Lauréat d’un concours de jeunes peintres, il obtient une bourse pour poursuivre son parcours en France. Là encore, le choix entre la pratique artistique et la recherche se pose. L’intensité des études à l’École du Louvre, puis à l’École des hautes études en sciences sociales (EHESS), finit par le détourner de l’atelier. Il s’oriente définitivement vers la recherche en histoire de l’art, adoptant une approche interdisciplinaire, mêlant muséologie, anthropologie historique et questionnements identitaires.

Dans son premier ouvrage issu de sa thèse, Langage plastique et énonciation identitaire. L’invention de la réalité, Célius interroge le paradigme identitaire associé à l’art haïtien, particulièrement à travers le prisme de ce que l’on appelle communément « l’art naïf ». Ce courant, qui émerge dans les années 1940, a longtemps dominé la perception de l’art haïtien sur la scène internationale. Mais pour Carlo A. Célius, cette vision enferme la création dans un cadre rigide, souvent « exotisant ».

Selon lui, deux éléments ont joué un rôle crucial dans cette construction :

  • Le tournant ethnologique des années 1930-1940, qui a redéfini l’identité haïtienne autour d’éléments comme le créole et le vaudou.
  • Le primitivisme occidental, ce regard colonial qui projette sur l’Autre une image d’authenticité première, d’enfance de l’humanité.

Ces deux prismes ont contribué à forger une équation simpliste : art haïtien = art naïf = art vaudou. Une lecture réductrice, déplore-t-il, qui exclut une large part de la richesse et de la diversité de la production artistique haïtienne.

Dans sa démonstration, Célius attire l’attention sur un autre pan fondamental de la culture visuelle haïtienne : l’imagerie catholique. Introduite dès la colonisation espagnole, elle traverse les siècles et les couches sociales. Elle est aussi bien présente dans les bidonvilles que dans les quartiers bourgeois, imprégnant les pratiques culturelles, religieuses et artistiques.

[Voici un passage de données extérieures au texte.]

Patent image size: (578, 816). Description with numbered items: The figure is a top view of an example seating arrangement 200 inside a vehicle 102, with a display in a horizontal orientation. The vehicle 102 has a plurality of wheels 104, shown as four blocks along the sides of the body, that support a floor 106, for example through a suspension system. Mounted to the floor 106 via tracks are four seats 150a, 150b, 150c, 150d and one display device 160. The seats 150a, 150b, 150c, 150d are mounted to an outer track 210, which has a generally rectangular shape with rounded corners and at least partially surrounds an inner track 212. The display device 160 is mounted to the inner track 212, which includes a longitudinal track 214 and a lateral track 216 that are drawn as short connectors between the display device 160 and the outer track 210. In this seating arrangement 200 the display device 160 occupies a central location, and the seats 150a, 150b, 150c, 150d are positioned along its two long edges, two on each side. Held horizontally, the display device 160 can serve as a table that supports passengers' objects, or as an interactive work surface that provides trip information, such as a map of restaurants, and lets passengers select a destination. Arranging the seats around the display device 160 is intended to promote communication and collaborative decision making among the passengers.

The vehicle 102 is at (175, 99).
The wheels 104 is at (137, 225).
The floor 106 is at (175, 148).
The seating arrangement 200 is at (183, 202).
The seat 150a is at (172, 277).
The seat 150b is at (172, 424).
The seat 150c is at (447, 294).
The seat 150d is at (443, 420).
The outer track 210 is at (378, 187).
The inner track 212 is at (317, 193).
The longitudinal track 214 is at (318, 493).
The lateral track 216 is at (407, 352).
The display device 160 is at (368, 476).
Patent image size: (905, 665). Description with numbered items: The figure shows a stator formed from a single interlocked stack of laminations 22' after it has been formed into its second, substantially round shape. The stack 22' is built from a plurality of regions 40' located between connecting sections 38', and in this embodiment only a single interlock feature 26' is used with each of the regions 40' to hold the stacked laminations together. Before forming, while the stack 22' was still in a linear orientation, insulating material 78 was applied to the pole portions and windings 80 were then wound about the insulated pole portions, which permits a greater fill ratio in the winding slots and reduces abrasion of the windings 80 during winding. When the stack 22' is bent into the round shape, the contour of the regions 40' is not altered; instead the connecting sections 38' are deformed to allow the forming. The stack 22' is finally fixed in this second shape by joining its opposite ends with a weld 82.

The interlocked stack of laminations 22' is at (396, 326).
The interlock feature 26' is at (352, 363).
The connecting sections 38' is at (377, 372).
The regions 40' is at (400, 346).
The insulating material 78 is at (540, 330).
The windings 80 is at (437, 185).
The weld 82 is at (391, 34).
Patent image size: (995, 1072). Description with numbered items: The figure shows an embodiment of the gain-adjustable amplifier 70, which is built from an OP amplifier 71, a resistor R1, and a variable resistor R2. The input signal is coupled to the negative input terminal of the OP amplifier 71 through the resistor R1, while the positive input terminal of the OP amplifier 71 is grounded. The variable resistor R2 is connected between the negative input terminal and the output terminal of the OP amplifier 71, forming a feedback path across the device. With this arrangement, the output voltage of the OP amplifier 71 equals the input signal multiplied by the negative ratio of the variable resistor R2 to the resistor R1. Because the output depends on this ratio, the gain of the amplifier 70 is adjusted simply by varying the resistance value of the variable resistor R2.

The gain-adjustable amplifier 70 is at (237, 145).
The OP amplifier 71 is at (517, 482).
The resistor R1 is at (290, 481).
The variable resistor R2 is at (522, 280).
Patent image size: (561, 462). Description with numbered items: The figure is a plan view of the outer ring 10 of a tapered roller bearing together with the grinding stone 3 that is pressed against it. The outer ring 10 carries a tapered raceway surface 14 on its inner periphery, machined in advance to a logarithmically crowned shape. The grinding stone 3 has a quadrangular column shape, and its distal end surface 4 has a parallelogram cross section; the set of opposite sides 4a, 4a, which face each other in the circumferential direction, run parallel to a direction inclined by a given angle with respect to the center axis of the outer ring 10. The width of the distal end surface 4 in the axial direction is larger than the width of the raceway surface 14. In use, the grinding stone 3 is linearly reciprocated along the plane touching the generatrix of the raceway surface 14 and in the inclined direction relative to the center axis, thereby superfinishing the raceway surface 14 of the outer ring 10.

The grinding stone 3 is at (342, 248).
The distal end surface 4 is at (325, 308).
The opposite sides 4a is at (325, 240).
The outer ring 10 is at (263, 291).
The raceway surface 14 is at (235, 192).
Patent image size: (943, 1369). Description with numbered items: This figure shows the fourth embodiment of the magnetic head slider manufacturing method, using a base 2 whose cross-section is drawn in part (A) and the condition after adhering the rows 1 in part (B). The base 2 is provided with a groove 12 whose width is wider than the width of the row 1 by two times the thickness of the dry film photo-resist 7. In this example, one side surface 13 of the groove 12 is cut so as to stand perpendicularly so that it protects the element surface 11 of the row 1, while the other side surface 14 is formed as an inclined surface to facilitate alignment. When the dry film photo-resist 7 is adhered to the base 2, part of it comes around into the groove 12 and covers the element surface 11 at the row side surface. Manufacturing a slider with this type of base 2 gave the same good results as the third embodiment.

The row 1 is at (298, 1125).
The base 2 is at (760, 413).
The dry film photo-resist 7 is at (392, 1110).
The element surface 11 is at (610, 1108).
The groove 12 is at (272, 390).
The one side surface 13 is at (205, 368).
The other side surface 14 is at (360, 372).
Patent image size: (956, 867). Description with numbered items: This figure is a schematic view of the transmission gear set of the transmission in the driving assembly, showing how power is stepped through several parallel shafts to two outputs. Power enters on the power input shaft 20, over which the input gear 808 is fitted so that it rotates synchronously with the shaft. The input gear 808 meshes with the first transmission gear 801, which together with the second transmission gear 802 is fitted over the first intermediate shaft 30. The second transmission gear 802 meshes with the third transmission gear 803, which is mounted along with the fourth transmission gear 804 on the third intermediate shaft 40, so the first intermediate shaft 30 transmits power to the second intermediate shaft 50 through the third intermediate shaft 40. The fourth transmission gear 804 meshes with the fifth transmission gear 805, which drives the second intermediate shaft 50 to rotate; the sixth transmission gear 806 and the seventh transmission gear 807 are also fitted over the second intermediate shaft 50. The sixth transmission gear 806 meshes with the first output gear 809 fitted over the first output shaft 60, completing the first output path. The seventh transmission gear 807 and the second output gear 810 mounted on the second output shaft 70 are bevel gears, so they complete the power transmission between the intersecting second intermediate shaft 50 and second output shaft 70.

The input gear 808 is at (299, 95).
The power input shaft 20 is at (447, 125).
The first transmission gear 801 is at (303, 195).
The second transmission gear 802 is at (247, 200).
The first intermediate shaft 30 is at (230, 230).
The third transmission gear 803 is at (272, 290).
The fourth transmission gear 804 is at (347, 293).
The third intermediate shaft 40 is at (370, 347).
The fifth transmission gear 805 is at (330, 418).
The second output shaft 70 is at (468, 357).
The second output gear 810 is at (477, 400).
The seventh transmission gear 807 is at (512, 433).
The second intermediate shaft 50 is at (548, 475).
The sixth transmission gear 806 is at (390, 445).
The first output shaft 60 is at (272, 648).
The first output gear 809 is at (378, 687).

Cette omniprésence donne lieu à ce que Célius appelle un « conflit iconique » : les mêmes images peuvent être investies de significations différentes, voire antagonistes, selon les contextes d’usage. Il évoque, par exemple, les campagnes antisuperstitieuses de l’Église, où des prêtres détruisaient des images… pourtant issues de leur propre tradition, mais réinterprétées dans un cadre vaudou.

Ce phénomène se retrouve dans le mouvement artistique des années 1940, où les artistes dits « naïfs » réutilisent ces mêmes images catholiques, les détournent, les intègrent à leur monde imaginaire. Cette relecture artistique renverse alors les rapports de force symboliques : ce qui était interdit devient source de création.

Carlo A. Célius plaide ainsi pour une lecture décoloniale et plurielle de l’art haïtien. Il appelle à sortir des catégorisations rigides et à considérer les œuvres non pas comme des témoignages d’un folklore immobile, mais comme des objets complexes, porteurs d’histoires croisées, de tensions, de conflits, d’héritages multiples.

« Lorsqu’on dit “art haïtien = art vaudou”, que fait-on des artistes qui ne traitent pas du vaudou ? », interroge-t-il. Le danger, selon lui, c’est d’écraser la richesse de la création haïtienne sous une grille de lecture unique. À l’image de son propre parcours, entre peinture, recherche et questionnements identitaires, Carlo A. Célius propose une voie exigeante : celle d’une réflexion critique sur les images, leurs usages et les regards qu’on porte sur elles.